4 may [1761]
Les divins anges auront de L'Oreste tant qu'ils voudront.
J'ay relu les fureurs, je n'aime pas ces fureurs étudiées, ces déclamations. Je ne les aime pas même dans Andromaque. Je ne sçais ce qui m'est arrivé, mais je ne suis content ny de ce que je fais, ny de ce que je lis. Il y a surtout une consultation d'avocat pour melle Clairon qui est du stile des charniers St Innocent. J'ay pardonné à l'archidiacre, j'oublie Fréron, mais Omer me le payera.
Les jésuittes sont bien impudents d'oser dire que frère la Valette ne faisait pas le commerce, et qu'il ne vendait que les denrées du cru. Je connais un homme d'honneur, un brave corsaire qui l'a vu, déguisé en matelot, courir les colonies anglaises et hollandaises, et qui l'a accompagné dans un voïage à Amsterdam.
Je suis encor plus indigné de tout ce que je vois, que de tout ce que je lis. Je regrette fort le chevalier d'Aidie car il était bien fâché contre le genre humain. Je crois que je n'aime que mes anges et Ferney.

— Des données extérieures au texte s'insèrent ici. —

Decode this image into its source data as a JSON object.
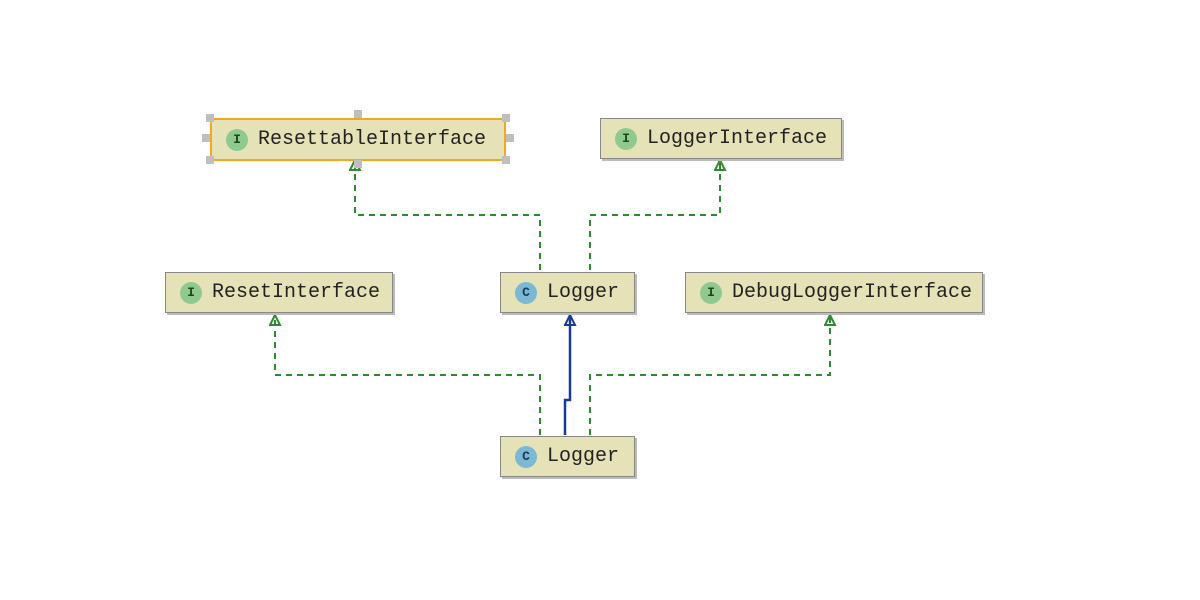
{
  "nodes": {
    "resettable_interface": {
      "label": "ResettableInterface",
      "type": "I"
    },
    "logger_interface": {
      "label": "LoggerInterface",
      "type": "I"
    },
    "reset_interface": {
      "label": "ResetInterface",
      "type": "I"
    },
    "logger_class": {
      "label": "Logger",
      "type": "C"
    },
    "debug_logger_interface": {
      "label": "DebugLoggerInterface",
      "type": "I"
    },
    "logger_class2": {
      "label": "Logger",
      "type": "C"
    }
  },
  "icon_letters": {
    "interface": "I",
    "class": "C"
  },
  "colors": {
    "node_bg": "#e6e2b8",
    "interface_icon": "#8fc98f",
    "class_icon": "#7ab8d4",
    "selection": "#f5a623",
    "dashed_line": "#2e8b2e",
    "solid_line": "#1a3a9a",
    "handle": "#bfbfbf"
  },
  "edges": [
    {
      "from": "logger_class",
      "to": "resettable_interface",
      "style": "dashed"
    },
    {
      "from": "logger_class",
      "to": "logger_interface",
      "style": "dashed"
    },
    {
      "from": "logger_class2",
      "to": "reset_interface",
      "style": "dashed"
    },
    {
      "from": "logger_class2",
      "to": "logger_class",
      "style": "solid"
    },
    {
      "from": "logger_class2",
      "to": "debug_logger_interface",
      "style": "dashed"
    }
  ]
}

Mr le duc de Choiseuil m'a écrit une fort jolie lettre, mais il est si grand seigneur que je n'ose l'aimer.
Le card. de Bernis est à Lyon. Je ne l'ay pas prié de venir dans mon joli séjour. Je ne suis pas arrangé encore, et il est cardinal.

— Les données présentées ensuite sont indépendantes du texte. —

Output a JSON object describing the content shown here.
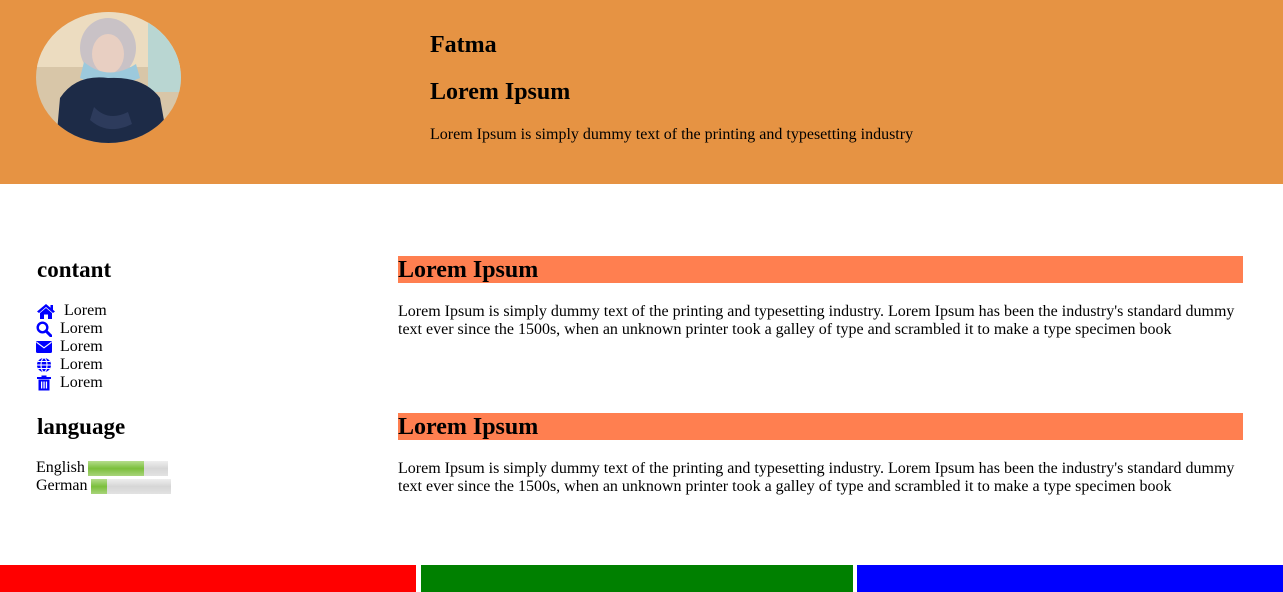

Je vous demanderai encor en grâce, de lire le droit du seigneur ou l'éceuil du sage. Je vous dis qu'il faut que vous ayez des âmes de bronze si vous n'en êtes pas contents. Il est vray que c'est toutte autre chose que ce que vous avez vu — mais songeons à Oreste. J'y travaille dans l'instant.